Suzanne Lummis was born in San Francisco and grew up in the Sierra Nevada Mountains. She earned her MA from CSU-Fresno, where she studied with Philip Levine. Her collections include Idiosyncrasies (1984), In Danger (1999), and Open 24 Hours (2014), which received the Blue Lynx Poetry Prize from Lynx House Press. Her poems have appeared in Ploughshares, the New Ohio Review, the Hudson Review, the Antioch Review, Plume, and the New Yorker. She is the co-editor with Henry Morro of The Pacific Coast Poetry Series from Beyond Baroque Books, and the editor of its first publication, Wide Awake: Poets of Los Angeles and Beyond.
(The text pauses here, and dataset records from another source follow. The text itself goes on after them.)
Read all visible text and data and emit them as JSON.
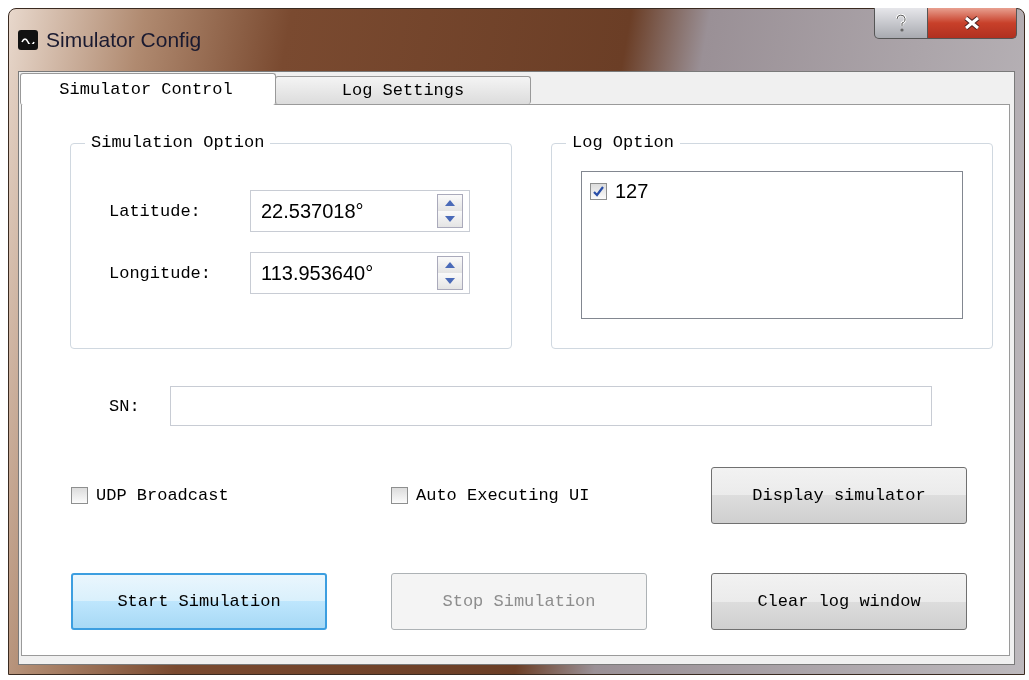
{
  "window": {
    "title": "Simulator Config"
  },
  "tabs": [
    {
      "label": "Simulator Control",
      "selected": true
    },
    {
      "label": "Log Settings",
      "selected": false
    }
  ],
  "simulation_option": {
    "title": "Simulation Option",
    "fields": [
      {
        "label": "Latitude:",
        "value": "22.537018°"
      },
      {
        "label": "Longitude:",
        "value": "113.953640°"
      }
    ]
  },
  "log_option": {
    "title": "Log Option",
    "items": [
      {
        "label": "127",
        "checked": true
      }
    ]
  },
  "sn": {
    "label": "SN:"
  },
  "options": [
    {
      "label": "UDP Broadcast",
      "checked": false
    },
    {
      "label": "Auto Executing UI",
      "checked": false
    }
  ],
  "buttons": [
    {
      "label": "Display simulator",
      "disabled": false,
      "focused": false
    },
    {
      "label": "Start Simulation",
      "disabled": false,
      "focused": true
    },
    {
      "label": "Stop Simulation",
      "disabled": true,
      "focused": false
    },
    {
      "label": "Clear log window",
      "disabled": false,
      "focused": false
    }
  ]
}
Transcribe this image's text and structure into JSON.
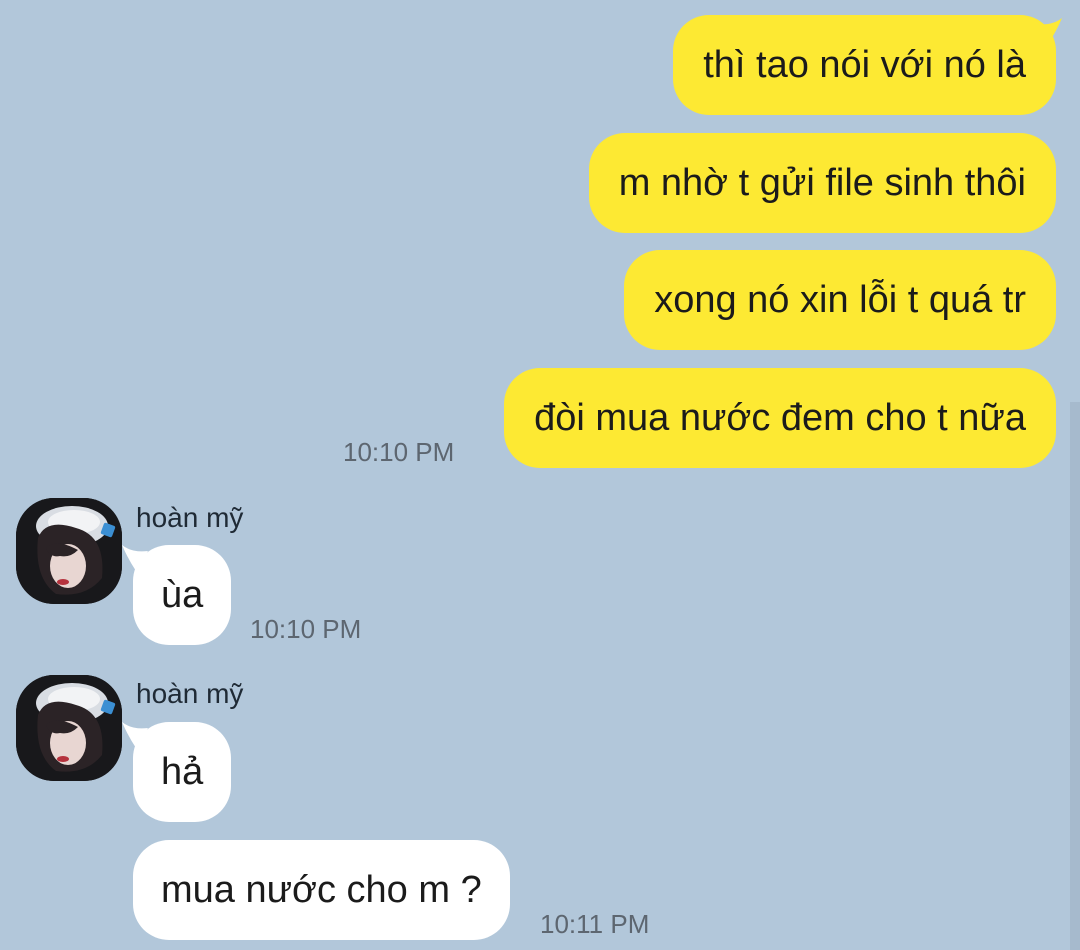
{
  "outgoing": [
    {
      "text": "thì tao nói với nó là"
    },
    {
      "text": "m nhờ t gửi file sinh thôi"
    },
    {
      "text": "xong nó xin lỗi t quá tr"
    },
    {
      "text": "đòi mua nước đem cho t nữa"
    }
  ],
  "outgoing_time": "10:10 PM",
  "incoming_groups": [
    {
      "sender": "hoàn mỹ",
      "messages": [
        {
          "text": "ùa"
        }
      ],
      "time": "10:10 PM"
    },
    {
      "sender": "hoàn mỹ",
      "messages": [
        {
          "text": "hả"
        },
        {
          "text": "mua nước cho m ?"
        }
      ],
      "time": "10:11 PM"
    }
  ],
  "colors": {
    "background": "#b2c7da",
    "outgoing_bubble": "#fde933",
    "incoming_bubble": "#ffffff",
    "timestamp": "#5d6670"
  }
}
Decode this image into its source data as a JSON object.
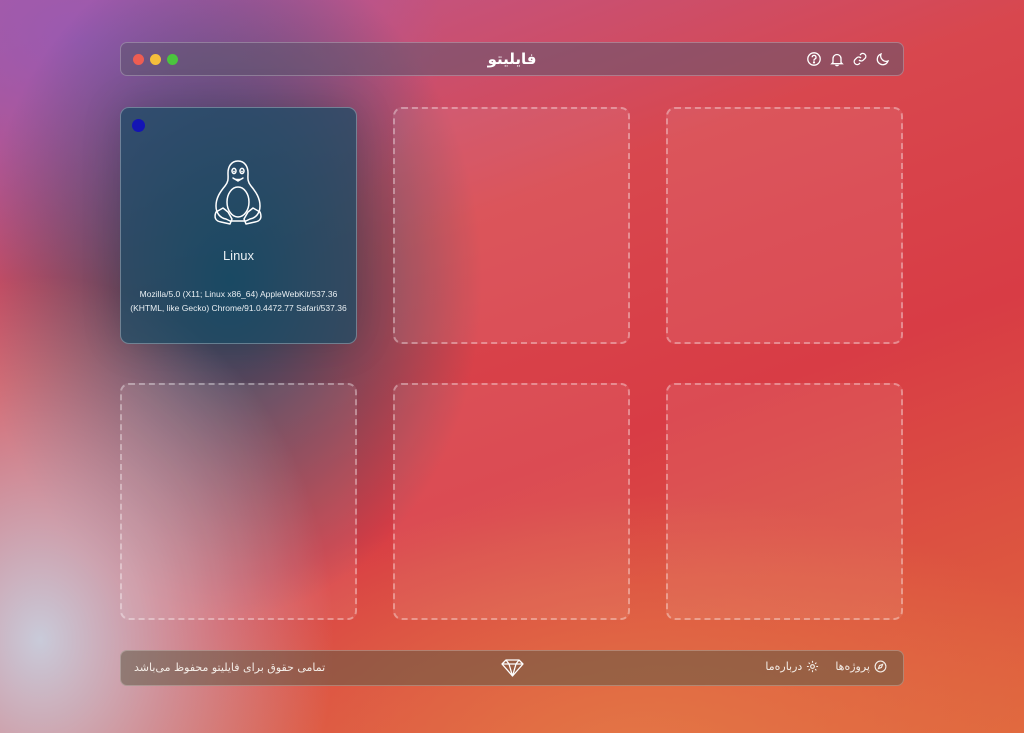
{
  "window": {
    "title": "فایلیتو",
    "toolbar_icons": [
      "help-icon",
      "bell-icon",
      "link-icon",
      "moon-icon"
    ]
  },
  "devices": [
    {
      "status_color": "#1414b4",
      "os_icon": "linux-tux-icon",
      "os_name": "Linux",
      "user_agent": "Mozilla/5.0 (X11; Linux x86_64) AppleWebKit/537.36 (KHTML, like Gecko) Chrome/91.0.4472.77 Safari/537.36"
    }
  ],
  "footer": {
    "copyright": "تمامی حقوق برای فایلیتو محفوظ می‌باشد",
    "logo_icon": "diamond-logo-icon",
    "nav": [
      {
        "label": "پروژه‌ها",
        "icon": "compass-icon"
      },
      {
        "label": "درباره‌ما",
        "icon": "gear-icon"
      }
    ]
  }
}
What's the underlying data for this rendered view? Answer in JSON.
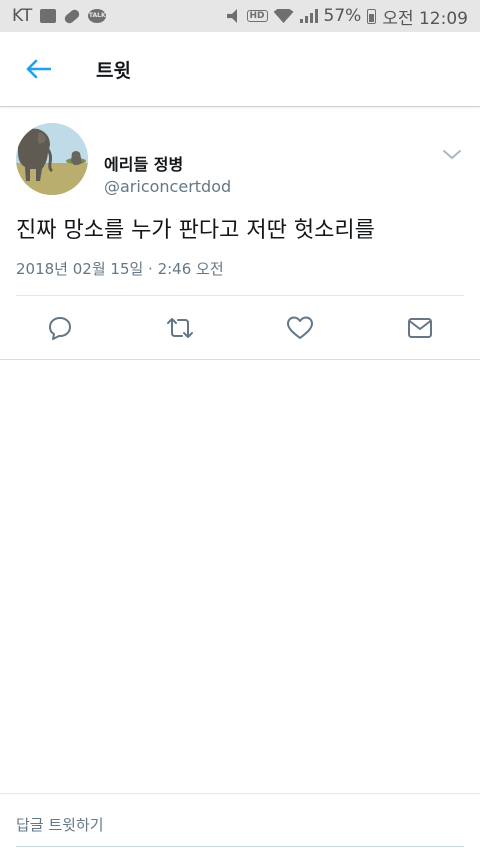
{
  "status_bar": {
    "carrier": "KT",
    "battery": "57%",
    "time": "오전 12:09",
    "hd_label": "HD",
    "talk_label": "TALK"
  },
  "header": {
    "title": "트윗"
  },
  "tweet": {
    "author_name": "에리들 정병",
    "author_handle": "@ariconcertdod",
    "text": "진짜 망소를 누가 판다고 저딴 헛소리를",
    "timestamp": "2018년 02월 15일 · 2:46 오전"
  },
  "actions": [
    "reply-icon",
    "retweet-icon",
    "like-icon",
    "message-icon"
  ],
  "reply_bar": {
    "placeholder": "답글 트윗하기"
  },
  "colors": {
    "accent": "#1da1f2",
    "icon": "#657786",
    "text": "#14171a",
    "muted": "#657786"
  }
}
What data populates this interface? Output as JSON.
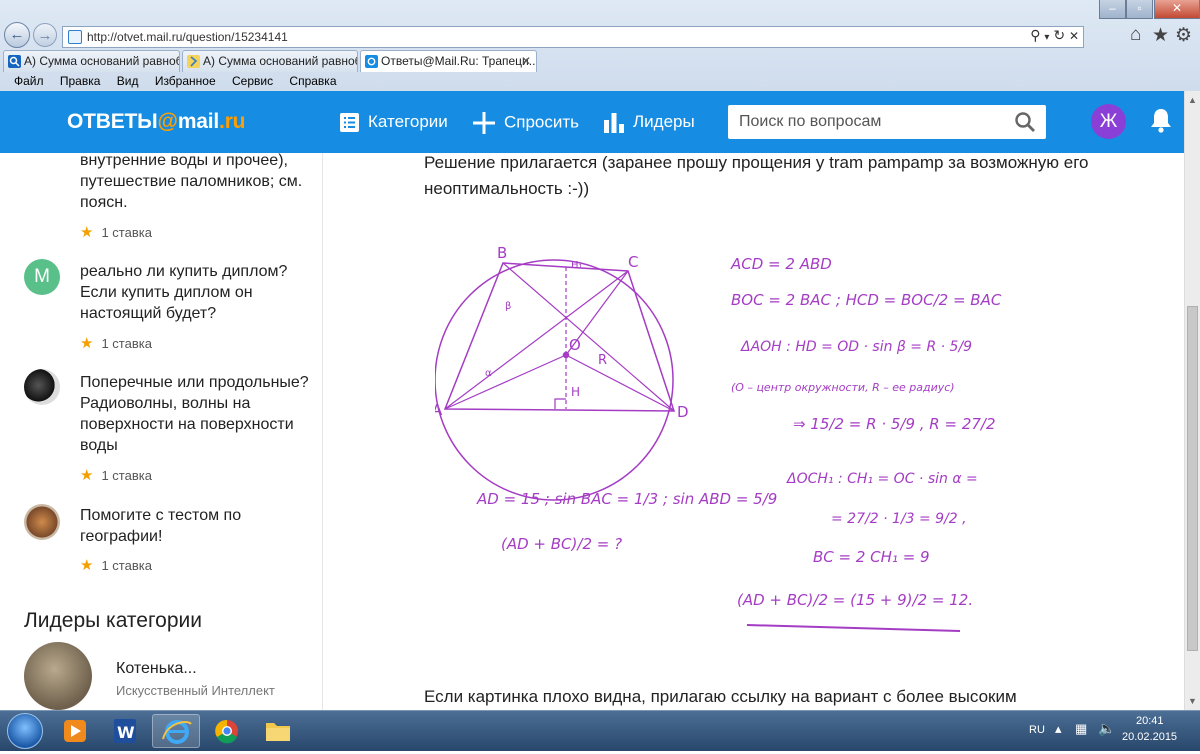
{
  "browser": {
    "url": "http://otvet.mail.ru/question/15234141",
    "tabs": [
      {
        "label": "А) Сумма оснований равноб..."
      },
      {
        "label": "А) Сумма оснований равноб..."
      },
      {
        "label": "Ответы@Mail.Ru: Трапеци..."
      }
    ],
    "menu": [
      "Файл",
      "Правка",
      "Вид",
      "Избранное",
      "Сервис",
      "Справка"
    ]
  },
  "site": {
    "logo_main": "ОТВЕТЫ",
    "logo_at": "@",
    "logo_mail": "mail",
    "logo_dot": ".",
    "logo_ru": "ru",
    "nav": {
      "categories": "Категории",
      "ask": "Спросить",
      "leaders": "Лидеры"
    },
    "search_placeholder": "Поиск по вопросам",
    "avatar_letter": "Ж",
    "accent": "#168de2"
  },
  "sidebar": {
    "questions": [
      {
        "text": "внутренние воды и прочее), путешествие паломников; см. поясн.",
        "stakes": "1 ставка"
      },
      {
        "avatar_letter": "М",
        "text": "реально ли купить диплом? Если купить диплом он настоящий будет?",
        "stakes": "1 ставка"
      },
      {
        "text": "Поперечные или продольные? Радиоволны, волны на поверхности на поверхности воды",
        "stakes": "1 ставка"
      },
      {
        "text": "Помогите с тестом по географии!",
        "stakes": "1 ставка"
      }
    ],
    "leaders_title": "Лидеры категории",
    "leader": {
      "name": "Котенька...",
      "status": "Искусственный Интеллект"
    }
  },
  "main": {
    "answer_text": "Решение прилагается (заранее прошу прощения у tram pampamp за возможную его неоптимальность :-))",
    "footer_text": "Если картинка плохо видна, прилагаю ссылку на вариант с более высоким",
    "solution": {
      "labels": {
        "B": "B",
        "C": "C",
        "A": "A",
        "D": "D",
        "O": "O",
        "H": "H",
        "H1": "H₁",
        "R": "R",
        "beta": "β",
        "alpha": "α"
      },
      "lines": [
        "ACD = 2 ABD",
        "BOC = 2 BAC ;  HCD = BOC/2 = BAC",
        "ΔAOH :  HD = OD · sin β = R · 5/9",
        "(O – центр окружности, R – ее радиус)",
        "⇒ 15/2 = R · 5/9 ,  R = 27/2",
        "ΔOCH₁ :  CH₁ = OC · sin α =",
        "= 27/2 · 1/3 = 9/2 ,",
        "BC = 2 CH₁ = 9",
        "(AD + BC)/2 = (15 + 9)/2 = 12."
      ],
      "given": "AD = 15 ;  sin BAC = 1/3 ;  sin ABD = 5/9",
      "question": "(AD + BC)/2 = ?"
    }
  },
  "taskbar": {
    "lang": "RU",
    "time": "20:41",
    "date": "20.02.2015"
  }
}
Lummis teaches both craft-focused and thematic workshops through the UCLA Extension Writers’ Program, including a course on the poem noir. Her essay, “(Never) Out of the Past: Noir and the Poetry of Lynda Hull” appeared in the Los Angeles Review of Books. Lummis hosted the YouTube series on film noir and poets, They Write by Night, and she has an ongoing conversation series with David Lehman on film noir featured on the Best American Poetry Blog.
Lummis continues to use her theater and performance background toward various ends. She is a founding member of the serio-comic performance troupe, Nearly Fatal Women. In 2011, she collaborated with Stephen Koplowitz, California Institute of the Arts’ Dean of Dance, in his series of environmental dance events in and alongside the L.A. River. In 2015, the Donna Sternberg dance troupe presented two evenings of performances that interpreted or responded to poems in Open 24 Hours. Lummis was the 2018-19 City of Los Angeles Fellow, an endowment from the Cultural Affairs Department allowing mid-career visual artists and writers to complete major projects.